Talking about being outside…
Me: …and I think Daddy wants to blow the leaves, too.
EK: I want the leaves to stay where they are, because it’s fall!
Talking about someone saying something mean to EK at school…
Me: You know what? Sometimes people say mean things. I don’t know that boy, so I can’t really make him stop. But you can tell him the truth, and that he’s wrong, and walk away.
J: I can make him stop! I can do this thing! I will make him stop and get my light savers (sabers, obvi) and make him stop!

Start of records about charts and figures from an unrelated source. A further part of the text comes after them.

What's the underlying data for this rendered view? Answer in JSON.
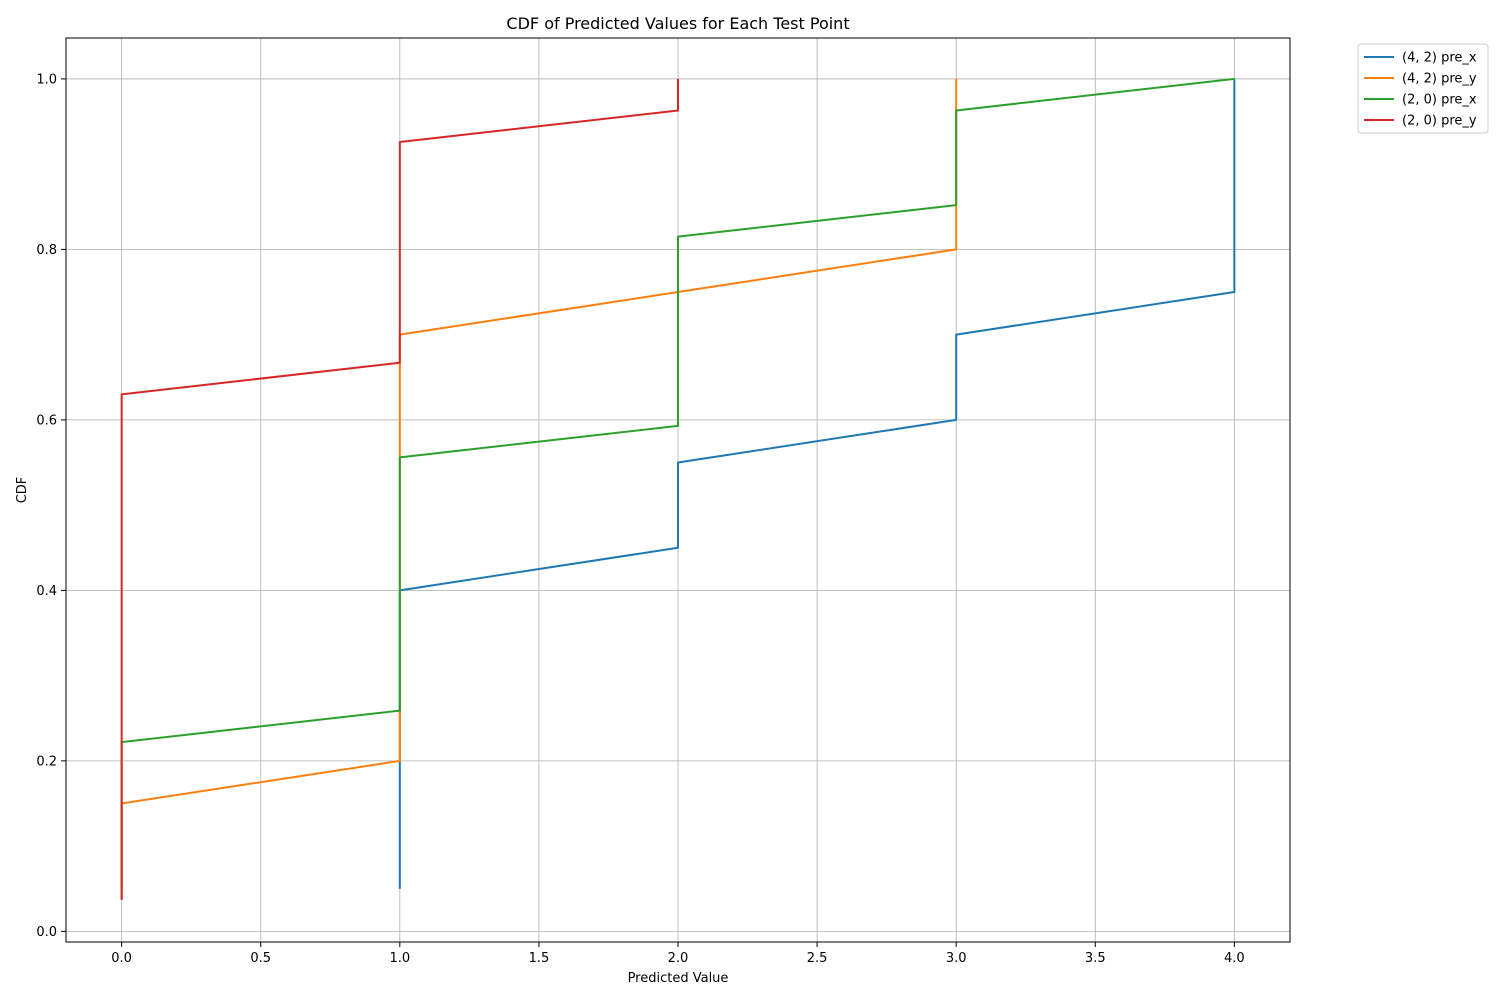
{
  "chart_data": {
    "type": "line",
    "title": "CDF of Predicted Values for Each Test Point",
    "xlabel": "Predicted Value",
    "ylabel": "CDF",
    "xlim": [
      -0.2,
      4.2
    ],
    "ylim": [
      -0.0125,
      1.048
    ],
    "xticks": [
      0.0,
      0.5,
      1.0,
      1.5,
      2.0,
      2.5,
      3.0,
      3.5,
      4.0
    ],
    "xtick_labels": [
      "0.0",
      "0.5",
      "1.0",
      "1.5",
      "2.0",
      "2.5",
      "3.0",
      "3.5",
      "4.0"
    ],
    "yticks": [
      0.0,
      0.2,
      0.4,
      0.6,
      0.8,
      1.0
    ],
    "ytick_labels": [
      "0.0",
      "0.2",
      "0.4",
      "0.6",
      "0.8",
      "1.0"
    ],
    "grid": true,
    "legend_position": "outside top-right",
    "series": [
      {
        "name": "(4, 2) pre_x",
        "color": "#1f77b4",
        "x": [
          1,
          1,
          2,
          2,
          3,
          3,
          4,
          4
        ],
        "y": [
          0.05,
          0.4,
          0.45,
          0.55,
          0.6,
          0.7,
          0.75,
          1.0
        ]
      },
      {
        "name": "(4, 2) pre_y",
        "color": "#ff7f0e",
        "x": [
          0,
          0,
          1,
          1,
          2,
          3,
          3
        ],
        "y": [
          0.05,
          0.15,
          0.2,
          0.7,
          0.75,
          0.8,
          1.0
        ]
      },
      {
        "name": "(2, 0) pre_x",
        "color": "#2ca02c",
        "x": [
          0,
          0,
          1,
          1,
          2,
          2,
          3,
          3,
          4
        ],
        "y": [
          0.037,
          0.222,
          0.259,
          0.556,
          0.593,
          0.815,
          0.852,
          0.963,
          1.0
        ]
      },
      {
        "name": "(2, 0) pre_y",
        "color": "#d62728",
        "x": [
          0,
          0,
          1,
          1,
          2,
          2
        ],
        "y": [
          0.037,
          0.63,
          0.667,
          0.926,
          0.963,
          1.0
        ]
      }
    ]
  }
}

J’s preschool teacher told me this: J is very smart. He is able to remember details from the stories we read the next day. Although, when we read about Noah, I asked the children, “What did God put up in the sky after the flood?” And J kept saying, “Duck!”
J: Here, D. I got your bee swaddle! Zzzzzzz…. (He puts it on D’s head.) Look, Mom! Where did D go?!
G-Daddy to EK: You have your shoes on the wrong feet.
EK, crossing her ankles: Now they’re on the right feet.
J: Mom! Look what I picked!
Me: A booger?
EK: I want Cinderella’s pink dress.
Me: But Cinderella doesn’t wear a pink dress.
EK: Yeah she does. She has one from her mice.
J, holding out his hand: I catched it!
Me: Caught what?
J: My spit!
Twenty-first century kids…
EK: I want to hear the train song.
J: We can’t pull it up.
Bee stings from two weeks ago…
EK: When we get home, I would like a little ice for my stung. It was a couple weeks ago but it’s still there and it’s still hurting. That night when our friends were here? It’s still a sting and it hurts.
Some tidbits from a ride home one evening…
J: I could see some lights that I could see!
EK: And I see some trees!
J: I see some broccolis, mama!
EK: Um, um, um, um, um… how many times did I say um, mom?!
J: I’m still hungry. How much am I hungry, mom?
EK: When will I be home?
All in the same convo.
After we put the kids to bed, and we’re getting to bed ourselves, J comes up, asking for extra snuggles. Hubby and I hop on the bed for a couple of minutes of snuggling. After a sweet 30 seconds, J exclaims, “Somebody stinks.” and hops off the bed. Um, goodnight?
What are your kids talking about? Are they as random as mine?